Es demasiado. Lo he perdido todo. A Vilma, a mi hija, a mi marido, casi la vida. Quiero ver a Liz. Necesito hablar con ella. ¿Dónde está? ¿Por qué no ha venido todavía? ¿Se ha marchado también?

– Quiero ver a Elizabeth -le digo a mi padre.

– Ha venido temprano, mientras estabas durmiendo.

– Por favor, llámala. Hazla venir de nuevo.

– Está bien. Ya voy. Ahora, tranquila. Cierra los ojos, mi vida, trata de descansar.

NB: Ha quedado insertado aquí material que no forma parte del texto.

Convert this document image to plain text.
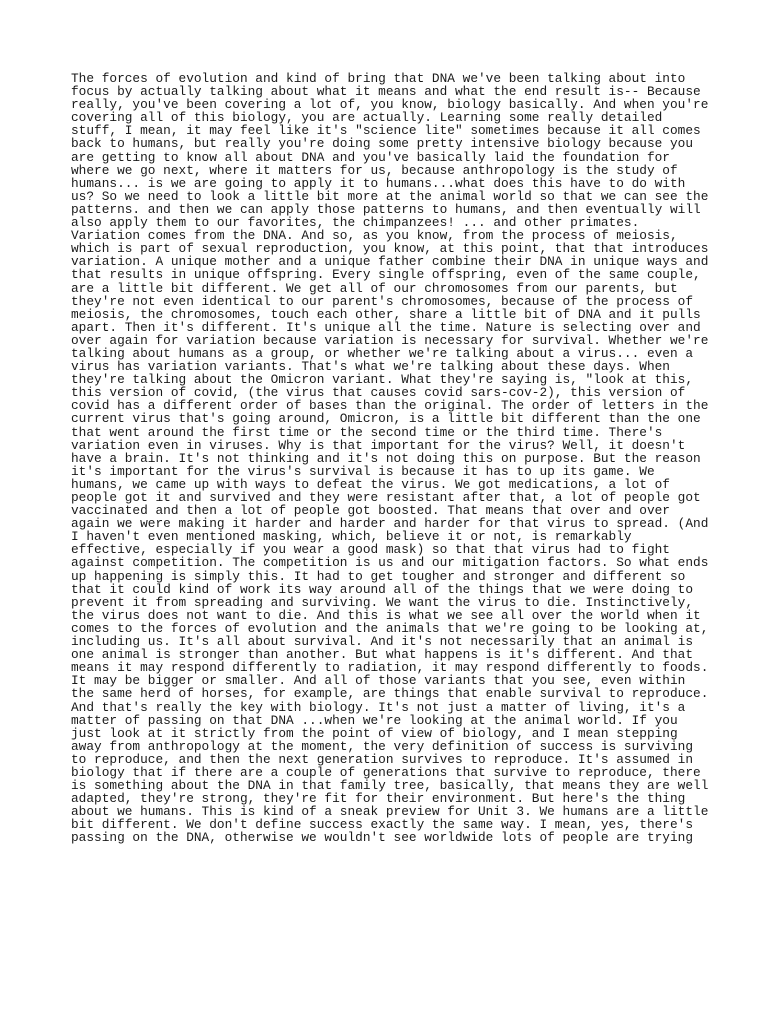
The forces of evolution and kind of bring that DNA we've been talking about into
focus by actually talking about what it means and what the end result is-- Because
really, you've been covering a lot of, you know, biology basically. And when you're
covering all of this biology, you are actually. Learning some really detailed
stuff, I mean, it may feel like it's "science lite" sometimes because it all comes
back to humans, but really you're doing some pretty intensive biology because you
are getting to know all about DNA and you've basically laid the foundation for
where we go next, where it matters for us, because anthropology is the study of
humans... is we are going to apply it to humans...what does this have to do with
us? So we need to look a little bit more at the animal world so that we can see the
patterns. and then we can apply those patterns to humans, and then eventually will
also apply them to our favorites, the chimpanzees! ... and other primates.
Variation comes from the DNA. And so, as you know, from the process of meiosis,
which is part of sexual reproduction, you know, at this point, that that introduces
variation. A unique mother and a unique father combine their DNA in unique ways and
that results in unique offspring. Every single offspring, even of the same couple,
are a little bit different. We get all of our chromosomes from our parents, but
they're not even identical to our parent's chromosomes, because of the process of
meiosis, the chromosomes, touch each other, share a little bit of DNA and it pulls
apart. Then it's different. It's unique all the time. Nature is selecting over and
over again for variation because variation is necessary for survival. Whether we're
talking about humans as a group, or whether we're talking about a virus... even a
virus has variation variants. That's what we're talking about these days. When
they're talking about the Omicron variant. What they're saying is, "look at this,
this version of covid, (the virus that causes covid sars-cov-2), this version of
covid has a different order of bases than the original. The order of letters in the
current virus that's going around, Omicron, is a little bit different than the one
that went around the first time or the second time or the third time. There's
variation even in viruses. Why is that important for the virus? Well, it doesn't
have a brain. It's not thinking and it's not doing this on purpose. But the reason
it's important for the virus's survival is because it has to up its game. We
humans, we came up with ways to defeat the virus. We got medications, a lot of
people got it and survived and they were resistant after that, a lot of people got
vaccinated and then a lot of people got boosted. That means that over and over
again we were making it harder and harder and harder for that virus to spread. (And
I haven't even mentioned masking, which, believe it or not, is remarkably
effective, especially if you wear a good mask) so that that virus had to fight
against competition. The competition is us and our mitigation factors. So what ends
up happening is simply this. It had to get tougher and stronger and different so
that it could kind of work its way around all of the things that we were doing to
prevent it from spreading and surviving. We want the virus to die. Instinctively,
the virus does not want to die. And this is what we see all over the world when it
comes to the forces of evolution and the animals that we're going to be looking at,
including us. It's all about survival. And it's not necessarily that an animal is
one animal is stronger than another. But what happens is it's different. And that
means it may respond differently to radiation, it may respond differently to foods.
It may be bigger or smaller. And all of those variants that you see, even within
the same herd of horses, for example, are things that enable survival to reproduce.
And that's really the key with biology. It's not just a matter of living, it's a
matter of passing on that DNA ...when we're looking at the animal world. If you
just look at it strictly from the point of view of biology, and I mean stepping
away from anthropology at the moment, the very definition of success is surviving
to reproduce, and then the next generation survives to reproduce. It's assumed in
biology that if there are a couple of generations that survive to reproduce, there
is something about the DNA in that family tree, basically, that means they are well
adapted, they're strong, they're fit for their environment. But here's the thing
about we humans. This is kind of a sneak preview for Unit 3. We humans are a little
bit different. We don't define success exactly the same way. I mean, yes, there's
passing on the DNA, otherwise we wouldn't see worldwide lots of people are trying
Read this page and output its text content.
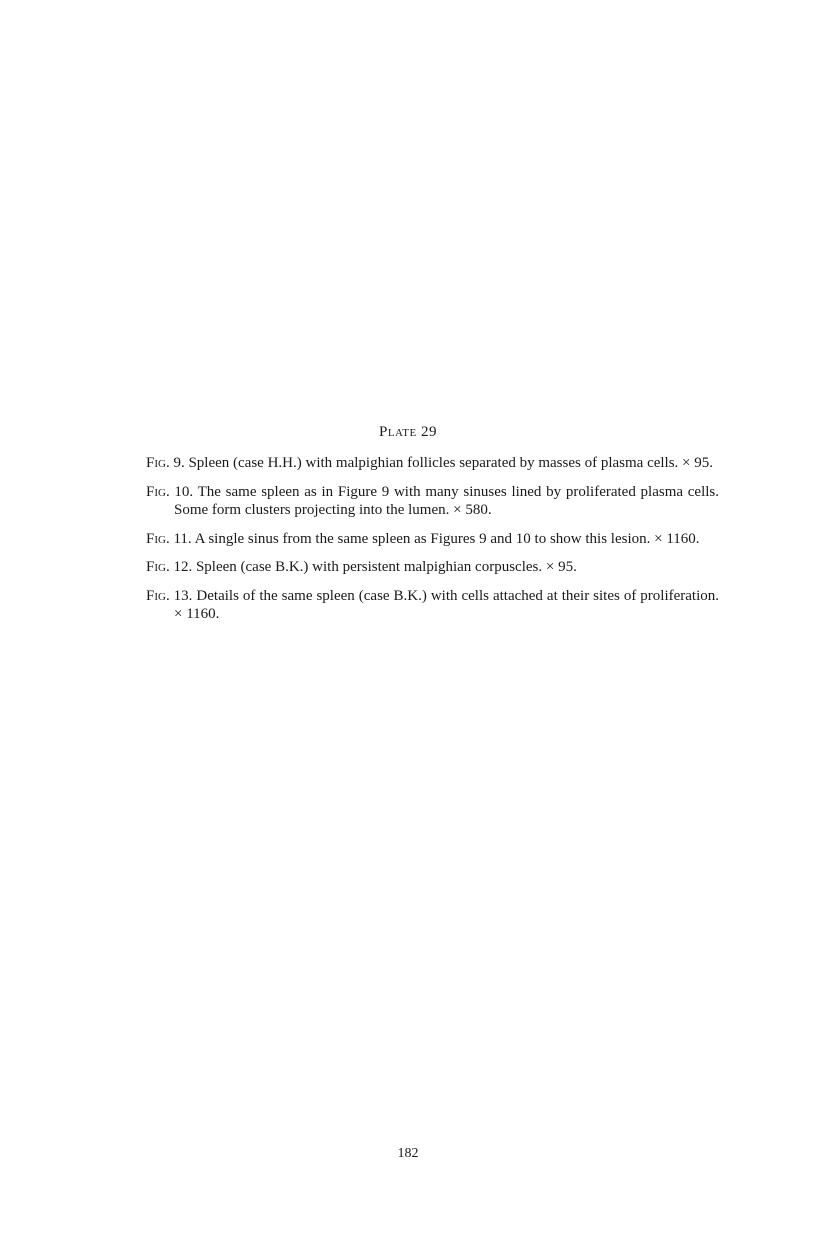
Plate 29

Fig. 9. Spleen (case H.H.) with malpighian follicles separated by masses of plasma cells. × 95.

Fig. 10. The same spleen as in Figure 9 with many sinuses lined by proliferated plasma cells. Some form clusters projecting into the lumen. × 580.

Fig. 11. A single sinus from the same spleen as Figures 9 and 10 to show this lesion. × 1160.

Fig. 12. Spleen (case B.K.) with persistent malpighian corpuscles. × 95.

Fig. 13. Details of the same spleen (case B.K.) with cells attached at their sites of proliferation. × 1160.

182
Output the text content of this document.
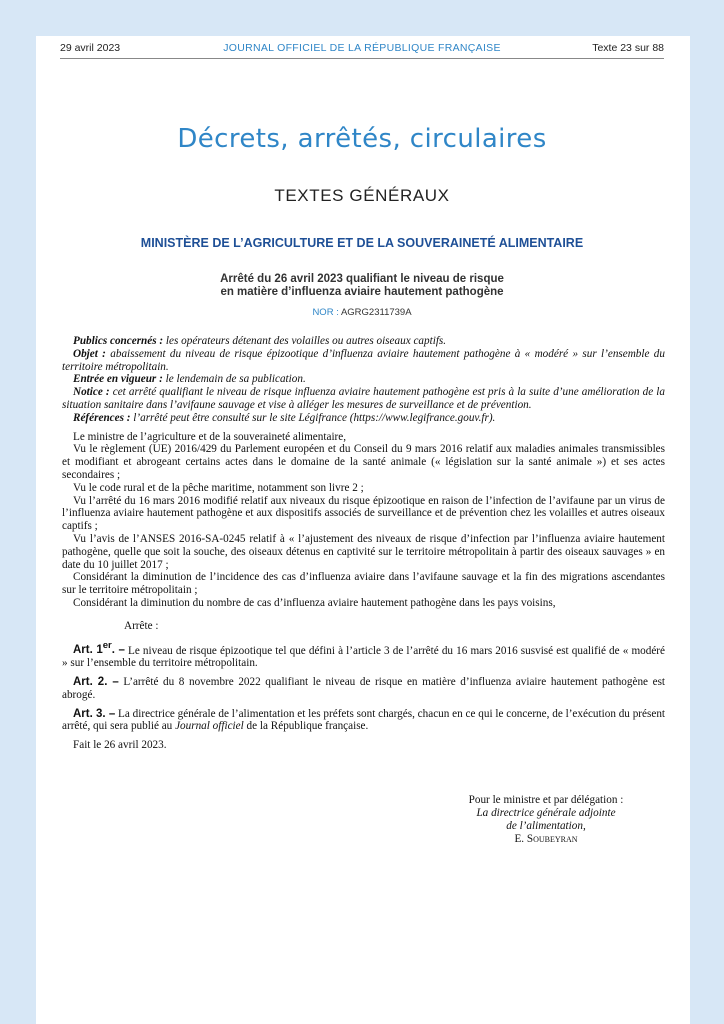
29 avril 2023	JOURNAL OFFICIEL DE LA RÉPUBLIQUE FRANÇAISE	Texte 23 sur 88
Décrets, arrêtés, circulaires
TEXTES GÉNÉRAUX
MINISTÈRE DE L’AGRICULTURE ET DE LA SOUVERAINETÉ ALIMENTAIRE
Arrêté du 26 avril 2023 qualifiant le niveau de risque
en matière d’influenza aviaire hautement pathogène
NOR : AGRG2311739A

Publics concernés : les opérateurs détenant des volailles ou autres oiseaux captifs.

Objet : abaissement du niveau de risque épizootique d’influenza aviaire hautement pathogène à « modéré » sur l’ensemble du territoire métropolitain.

Entrée en vigueur : le lendemain de sa publication.

Notice : cet arrêté qualifiant le niveau de risque influenza aviaire hautement pathogène est pris à la suite d’une amélioration de la situation sanitaire dans l’avifaune sauvage et vise à alléger les mesures de surveillance et de prévention.

Références : l’arrêté peut être consulté sur le site Légifrance (https://www.legifrance.gouv.fr).

Le ministre de l’agriculture et de la souveraineté alimentaire,

Vu le règlement (UE) 2016/429 du Parlement européen et du Conseil du 9 mars 2016 relatif aux maladies animales transmissibles et modifiant et abrogeant certains actes dans le domaine de la santé animale (« législation sur la santé animale ») et ses actes secondaires ;

Vu le code rural et de la pêche maritime, notamment son livre 2 ;

Vu l’arrêté du 16 mars 2016 modifié relatif aux niveaux du risque épizootique en raison de l’infection de l’avifaune par un virus de l’influenza aviaire hautement pathogène et aux dispositifs associés de surveillance et de prévention chez les volailles et autres oiseaux captifs ;

Vu l’avis de l’ANSES 2016-SA-0245 relatif à « l’ajustement des niveaux de risque d’infection par l’influenza aviaire hautement pathogène, quelle que soit la souche, des oiseaux détenus en captivité sur le territoire métropolitain à partir des oiseaux sauvages » en date du 10 juillet 2017 ;

Considérant la diminution de l’incidence des cas d’influenza aviaire dans l’avifaune sauvage et la fin des migrations ascendantes sur le territoire métropolitain ;

Considérant la diminution du nombre de cas d’influenza aviaire hautement pathogène dans les pays voisins,

Arrête :

Art. 1er. – Le niveau de risque épizootique tel que défini à l’article 3 de l’arrêté du 16 mars 2016 susvisé est qualifié de « modéré » sur l’ensemble du territoire métropolitain.

Art. 2. – L’arrêté du 8 novembre 2022 qualifiant le niveau de risque en matière d’influenza aviaire hautement pathogène est abrogé.

Art. 3. – La directrice générale de l’alimentation et les préfets sont chargés, chacun en ce qui le concerne, de l’exécution du présent arrêté, qui sera publié au Journal officiel de la République française.

Fait le 26 avril 2023.

Pour le ministre et par délégation :
La directrice générale adjointe
de l’alimentation,
E. Soubeyran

Cuando vuelvo a despertarme, está allí, Elizabeth, radiante en una sudadera turquesa y vaqueros oscuros. Siempre he envidiado eso de ella, su facilidad con la ropa, no le cuesta trabajo estar guapa.

La desagradable asistente social, Allison, está aquí también, y parece que han estado hablando entre ellas. Por la sonrisa hipócrita de Liz, puedo ver que Allison le parece tan molesta como a mí. Quiero reírme a carcajadas, pero me contengo. Debe de ser una buena señal.

Me encuentro lo suficientemente bien para sentarme. Elizabeth se disculpa por haber ido a mi casa, y dice que tenía que verme, para pedirme perdón.

– Todo ha sido culpa mía -dice-. Nunca debería haber ido a verte. Lo siento.

Allison la interrumpe.

– Liz estaba contándome lo que pasó. No es culpa suya. Ni tuya. Nadie es culpable de esto salvo el hombre que te pegó. Quiero que ambas lo comprendáis.